The Court just ruled against the Republican-controlled House of Delegates in the legislative redistricting case of Virginia House of Delegates v. Bethune-Hill. The justices ruled against the delegates’ contention that they had standing to sue against court-mandated changes to their original plan. That plan was challenged as being racially discriminatory, even though the Obama Justice Department and the state’s Legislative Black Caucus both supported the map.
This ruling was on standing rather than about race. The more political cases involving redistricting that are being argued during this term – Rucho v. Common Cause and Lamone v. Benisek – have yet to be decided.
What’s interesting is that the Post, seemingly without realizing it, stated the plain truth that gerrymandering is just part of politics unless the system is completely overhauled. And that’s not what the winners in this case really want.

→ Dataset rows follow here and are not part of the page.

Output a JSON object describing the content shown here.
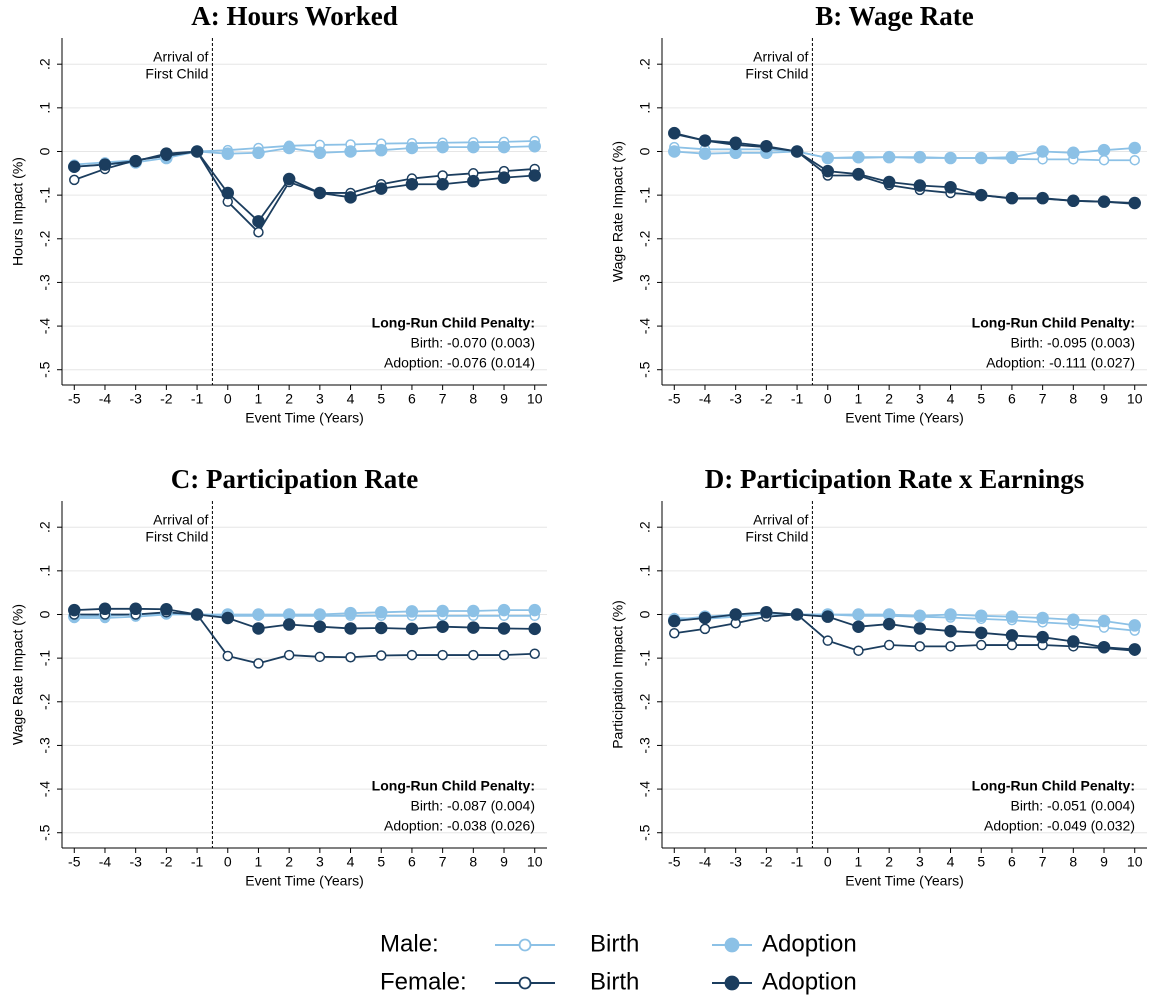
{
  "chart_data": [
    {
      "type": "line",
      "title": "A: Hours Worked",
      "ylabel": "Hours Impact (%)",
      "xlabel": "Event Time (Years)",
      "x": [
        -5,
        -4,
        -3,
        -2,
        -1,
        0,
        1,
        2,
        3,
        4,
        5,
        6,
        7,
        8,
        9,
        10
      ],
      "xlim": [
        -5.4,
        10.4
      ],
      "xticks": [
        -5,
        -4,
        -3,
        -2,
        -1,
        0,
        1,
        2,
        3,
        4,
        5,
        6,
        7,
        8,
        9,
        10
      ],
      "ylim": [
        -0.535,
        0.26
      ],
      "yticks": [
        {
          "value": 0.2,
          "label": ".2"
        },
        {
          "value": 0.1,
          "label": ".1"
        },
        0,
        {
          "value": -0.1,
          "label": "-.1"
        },
        {
          "value": -0.2,
          "label": "-.2"
        },
        {
          "value": -0.3,
          "label": "-.3"
        },
        {
          "value": -0.4,
          "label": "-.4"
        },
        {
          "value": -0.5,
          "label": "-.5"
        }
      ],
      "grid": true,
      "event_line": -0.5,
      "event_label": [
        "Arrival of",
        "First Child"
      ],
      "penalty": [
        "Long-Run Child Penalty:",
        "Birth: -0.070 (0.003)",
        "Adoption: -0.076 (0.014)"
      ],
      "series": [
        {
          "color": "#8cc1e6",
          "filled": false,
          "values": [
            -0.03,
            -0.025,
            -0.02,
            -0.01,
            0,
            0.003,
            0.008,
            0.013,
            0.015,
            0.016,
            0.018,
            0.019,
            0.02,
            0.021,
            0.022,
            0.024
          ]
        },
        {
          "color": "#8cc1e6",
          "filled": true,
          "values": [
            -0.035,
            -0.03,
            -0.025,
            -0.015,
            0,
            -0.005,
            -0.003,
            0.008,
            -0.003,
            0,
            0.003,
            0.008,
            0.01,
            0.01,
            0.01,
            0.012
          ]
        },
        {
          "color": "#1b3d5e",
          "filled": false,
          "values": [
            -0.065,
            -0.04,
            -0.02,
            -0.01,
            0,
            -0.115,
            -0.185,
            -0.07,
            -0.095,
            -0.095,
            -0.075,
            -0.062,
            -0.055,
            -0.05,
            -0.045,
            -0.04
          ]
        },
        {
          "color": "#1b3d5e",
          "filled": true,
          "values": [
            -0.035,
            -0.03,
            -0.022,
            -0.005,
            0,
            -0.095,
            -0.16,
            -0.063,
            -0.095,
            -0.105,
            -0.085,
            -0.075,
            -0.075,
            -0.068,
            -0.06,
            -0.055
          ]
        }
      ]
    },
    {
      "type": "line",
      "title": "B: Wage Rate",
      "ylabel": "Wage Rate Impact (%)",
      "xlabel": "Event Time (Years)",
      "x": [
        -5,
        -4,
        -3,
        -2,
        -1,
        0,
        1,
        2,
        3,
        4,
        5,
        6,
        7,
        8,
        9,
        10
      ],
      "xlim": [
        -5.4,
        10.4
      ],
      "xticks": [
        -5,
        -4,
        -3,
        -2,
        -1,
        0,
        1,
        2,
        3,
        4,
        5,
        6,
        7,
        8,
        9,
        10
      ],
      "ylim": [
        -0.535,
        0.26
      ],
      "yticks": [
        {
          "value": 0.2,
          "label": ".2"
        },
        {
          "value": 0.1,
          "label": ".1"
        },
        0,
        {
          "value": -0.1,
          "label": "-.1"
        },
        {
          "value": -0.2,
          "label": "-.2"
        },
        {
          "value": -0.3,
          "label": "-.3"
        },
        {
          "value": -0.4,
          "label": "-.4"
        },
        {
          "value": -0.5,
          "label": "-.5"
        }
      ],
      "grid": true,
      "event_line": -0.5,
      "event_label": [
        "Arrival of",
        "First Child"
      ],
      "penalty": [
        "Long-Run Child Penalty:",
        "Birth: -0.095 (0.003)",
        "Adoption: -0.111 (0.027)"
      ],
      "series": [
        {
          "color": "#8cc1e6",
          "filled": false,
          "values": [
            0.01,
            0.005,
            0.005,
            0.005,
            0,
            -0.015,
            -0.015,
            -0.013,
            -0.015,
            -0.015,
            -0.015,
            -0.017,
            -0.018,
            -0.018,
            -0.02,
            -0.02
          ]
        },
        {
          "color": "#8cc1e6",
          "filled": true,
          "values": [
            0,
            -0.005,
            -0.003,
            -0.003,
            0,
            -0.015,
            -0.013,
            -0.013,
            -0.013,
            -0.015,
            -0.015,
            -0.013,
            0,
            -0.003,
            0.003,
            0.008
          ]
        },
        {
          "color": "#1b3d5e",
          "filled": false,
          "values": [
            0.04,
            0.025,
            0.015,
            0.01,
            0,
            -0.055,
            -0.055,
            -0.077,
            -0.088,
            -0.095,
            -0.1,
            -0.108,
            -0.108,
            -0.113,
            -0.115,
            -0.12
          ]
        },
        {
          "color": "#1b3d5e",
          "filled": true,
          "values": [
            0.042,
            0.025,
            0.02,
            0.012,
            0,
            -0.045,
            -0.052,
            -0.07,
            -0.078,
            -0.082,
            -0.1,
            -0.107,
            -0.107,
            -0.113,
            -0.115,
            -0.118
          ]
        }
      ]
    },
    {
      "type": "line",
      "title": "C: Participation Rate",
      "ylabel": "Wage Rate Impact (%)",
      "xlabel": "Event Time (Years)",
      "x": [
        -5,
        -4,
        -3,
        -2,
        -1,
        0,
        1,
        2,
        3,
        4,
        5,
        6,
        7,
        8,
        9,
        10
      ],
      "xlim": [
        -5.4,
        10.4
      ],
      "xticks": [
        -5,
        -4,
        -3,
        -2,
        -1,
        0,
        1,
        2,
        3,
        4,
        5,
        6,
        7,
        8,
        9,
        10
      ],
      "ylim": [
        -0.535,
        0.26
      ],
      "yticks": [
        {
          "value": 0.2,
          "label": ".2"
        },
        {
          "value": 0.1,
          "label": ".1"
        },
        0,
        {
          "value": -0.1,
          "label": "-.1"
        },
        {
          "value": -0.2,
          "label": "-.2"
        },
        {
          "value": -0.3,
          "label": "-.3"
        },
        {
          "value": -0.4,
          "label": "-.4"
        },
        {
          "value": -0.5,
          "label": "-.5"
        }
      ],
      "grid": true,
      "event_line": -0.5,
      "event_label": [
        "Arrival of",
        "First Child"
      ],
      "penalty": [
        "Long-Run Child Penalty:",
        "Birth: -0.087 (0.004)",
        "Adoption: -0.038 (0.026)"
      ],
      "series": [
        {
          "color": "#8cc1e6",
          "filled": false,
          "values": [
            -0.008,
            -0.008,
            -0.005,
            0,
            0,
            -0.003,
            -0.003,
            -0.003,
            -0.003,
            -0.003,
            -0.003,
            -0.003,
            -0.003,
            -0.003,
            -0.003,
            -0.003
          ]
        },
        {
          "color": "#8cc1e6",
          "filled": true,
          "values": [
            -0.005,
            -0.003,
            0,
            0.003,
            0,
            0,
            0,
            0,
            0,
            0.003,
            0.005,
            0.007,
            0.008,
            0.008,
            0.01,
            0.01
          ]
        },
        {
          "color": "#1b3d5e",
          "filled": false,
          "values": [
            0,
            0,
            0,
            0.005,
            0,
            -0.095,
            -0.112,
            -0.093,
            -0.097,
            -0.098,
            -0.094,
            -0.093,
            -0.093,
            -0.093,
            -0.093,
            -0.09
          ]
        },
        {
          "color": "#1b3d5e",
          "filled": true,
          "values": [
            0.01,
            0.013,
            0.013,
            0.012,
            0,
            -0.008,
            -0.032,
            -0.023,
            -0.028,
            -0.032,
            -0.031,
            -0.033,
            -0.028,
            -0.03,
            -0.032,
            -0.033
          ]
        }
      ]
    },
    {
      "type": "line",
      "title": "D: Participation Rate x Earnings",
      "ylabel": "Participation Impact (%)",
      "xlabel": "Event Time (Years)",
      "x": [
        -5,
        -4,
        -3,
        -2,
        -1,
        0,
        1,
        2,
        3,
        4,
        5,
        6,
        7,
        8,
        9,
        10
      ],
      "xlim": [
        -5.4,
        10.4
      ],
      "xticks": [
        -5,
        -4,
        -3,
        -2,
        -1,
        0,
        1,
        2,
        3,
        4,
        5,
        6,
        7,
        8,
        9,
        10
      ],
      "ylim": [
        -0.535,
        0.26
      ],
      "yticks": [
        {
          "value": 0.2,
          "label": ".2"
        },
        {
          "value": 0.1,
          "label": ".1"
        },
        0,
        {
          "value": -0.1,
          "label": "-.1"
        },
        {
          "value": -0.2,
          "label": "-.2"
        },
        {
          "value": -0.3,
          "label": "-.3"
        },
        {
          "value": -0.4,
          "label": "-.4"
        },
        {
          "value": -0.5,
          "label": "-.5"
        }
      ],
      "grid": true,
      "event_line": -0.5,
      "event_label": [
        "Arrival of",
        "First Child"
      ],
      "penalty": [
        "Long-Run Child Penalty:",
        "Birth: -0.051 (0.004)",
        "Adoption: -0.049 (0.032)"
      ],
      "series": [
        {
          "color": "#8cc1e6",
          "filled": false,
          "values": [
            -0.008,
            -0.01,
            -0.005,
            0.002,
            0,
            0,
            -0.003,
            -0.003,
            -0.005,
            -0.007,
            -0.01,
            -0.013,
            -0.018,
            -0.022,
            -0.03,
            -0.037
          ]
        },
        {
          "color": "#8cc1e6",
          "filled": true,
          "values": [
            -0.012,
            -0.005,
            0,
            0.003,
            0,
            0,
            0,
            0,
            -0.003,
            0,
            -0.003,
            -0.005,
            -0.008,
            -0.012,
            -0.015,
            -0.025
          ]
        },
        {
          "color": "#1b3d5e",
          "filled": false,
          "values": [
            -0.043,
            -0.033,
            -0.02,
            -0.005,
            0,
            -0.06,
            -0.083,
            -0.07,
            -0.073,
            -0.073,
            -0.07,
            -0.07,
            -0.07,
            -0.073,
            -0.077,
            -0.083
          ]
        },
        {
          "color": "#1b3d5e",
          "filled": true,
          "values": [
            -0.015,
            -0.008,
            0,
            0.005,
            0,
            -0.005,
            -0.028,
            -0.022,
            -0.032,
            -0.038,
            -0.042,
            -0.048,
            -0.052,
            -0.062,
            -0.075,
            -0.08
          ]
        }
      ]
    }
  ],
  "legend": {
    "rows": [
      {
        "label": "Male:",
        "entries": [
          "Birth",
          "Adoption"
        ]
      },
      {
        "label": "Female:",
        "entries": [
          "Birth",
          "Adoption"
        ]
      }
    ]
  }
}
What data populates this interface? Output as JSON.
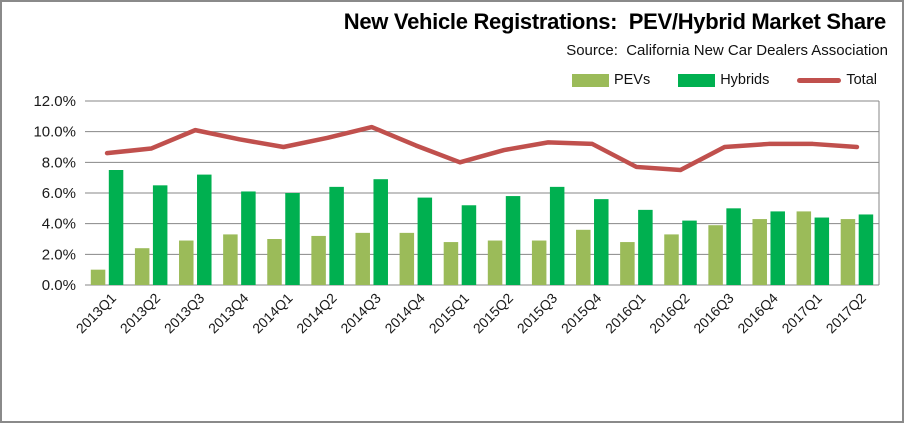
{
  "header": {
    "title": "New Vehicle Registrations:  PEV/Hybrid Market Share",
    "source": "Source:  California New Car Dealers Association"
  },
  "legend": {
    "items": [
      {
        "label": "PEVs",
        "color": "#9bbb59",
        "shape": "rect"
      },
      {
        "label": "Hybrids",
        "color": "#00b050",
        "shape": "rect"
      },
      {
        "label": "Total",
        "color": "#c0504d",
        "shape": "line"
      }
    ]
  },
  "chart_data": {
    "type": "bar+line",
    "categories": [
      "2013Q1",
      "2013Q2",
      "2013Q3",
      "2013Q4",
      "2014Q1",
      "2014Q2",
      "2014Q3",
      "2014Q4",
      "2015Q1",
      "2015Q2",
      "2015Q3",
      "2015Q4",
      "2016Q1",
      "2016Q2",
      "2016Q3",
      "2016Q4",
      "2017Q1",
      "2017Q2"
    ],
    "series": [
      {
        "name": "PEVs",
        "type": "bar",
        "color": "#9bbb59",
        "values": [
          1.0,
          2.4,
          2.9,
          3.3,
          3.0,
          3.2,
          3.4,
          3.4,
          2.8,
          2.9,
          2.9,
          3.6,
          2.8,
          3.3,
          3.9,
          4.3,
          4.8,
          4.3
        ]
      },
      {
        "name": "Hybrids",
        "type": "bar",
        "color": "#00b050",
        "values": [
          7.5,
          6.5,
          7.2,
          6.1,
          6.0,
          6.4,
          6.9,
          5.7,
          5.2,
          5.8,
          6.4,
          5.6,
          4.9,
          4.2,
          5.0,
          4.8,
          4.4,
          4.6
        ]
      },
      {
        "name": "Total",
        "type": "line",
        "color": "#c0504d",
        "values": [
          8.6,
          8.9,
          10.1,
          9.5,
          9.0,
          9.6,
          10.3,
          9.1,
          8.0,
          8.8,
          9.3,
          9.2,
          7.7,
          7.5,
          9.0,
          9.2,
          9.2,
          9.0
        ]
      }
    ],
    "ylim": [
      0,
      12
    ],
    "ytick_step": 2,
    "ytick_labels": [
      "0.0%",
      "2.0%",
      "4.0%",
      "6.0%",
      "8.0%",
      "10.0%",
      "12.0%"
    ],
    "grid": true,
    "gridline_color": "#878787",
    "axis_text_color": "#1a1a1a",
    "legend_position": "top-right",
    "x_label_rotation": -45
  }
}
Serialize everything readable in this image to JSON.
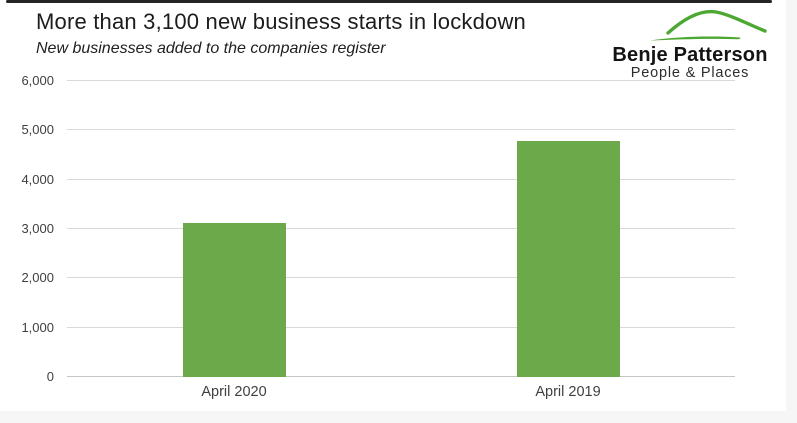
{
  "header": {
    "title": "More than 3,100 new business starts in lockdown",
    "subtitle": "New businesses added to the companies register"
  },
  "logo": {
    "name": "Benje Patterson",
    "tagline": "People & Places"
  },
  "colors": {
    "bar_green": "#6ca94a",
    "logo_green": "#4ca832",
    "gridline": "#d9d9d9",
    "zero_line": "#c6c6c6",
    "tick_text": "#3f3f3f",
    "title_text": "#1c1c1c",
    "top_rule": "#242424",
    "page_margin": "#f6f6f6"
  },
  "chart_data": {
    "type": "bar",
    "title": "More than 3,100 new business starts in lockdown",
    "subtitle": "New businesses added to the companies register",
    "categories": [
      "April 2020",
      "April 2019"
    ],
    "values": [
      3120,
      4790
    ],
    "xlabel": "",
    "ylabel": "",
    "ylim": [
      0,
      6000
    ],
    "ytick_values": [
      0,
      1000,
      2000,
      3000,
      4000,
      5000,
      6000
    ],
    "ytick_labels": [
      "0",
      "1,000",
      "2,000",
      "3,000",
      "4,000",
      "5,000",
      "6,000"
    ],
    "grid": "horizontal",
    "legend": "none",
    "bar_color": "#6ca94a"
  }
}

Virginia’s liberal executive branch didn’t want to defend the case any longer, and this ruling said that was alright. Governor Ralph Northam said that “voters should choose their representatives, not the other way around.”
But the Post made a very succinct observation. The article explained in paragraph three:
Democrats have been hoping that a wave of successes in recent Virginia elections will move them into control of the legislature for the first time since 1995. The party in charge in 2021 will oversee the next statewide redistricting effort, following next year’s census — potentially cementing an advantage in future elections.
Republicans appear to be at a disadvantage in the next election under the court-drawn redistricting. If the Democrats take over, they will control redistricting – and will likely redistrict, the Post points out, to their political advantage. Possibly by using race.
So the cycle begins anew, but with the other party drawing the lines.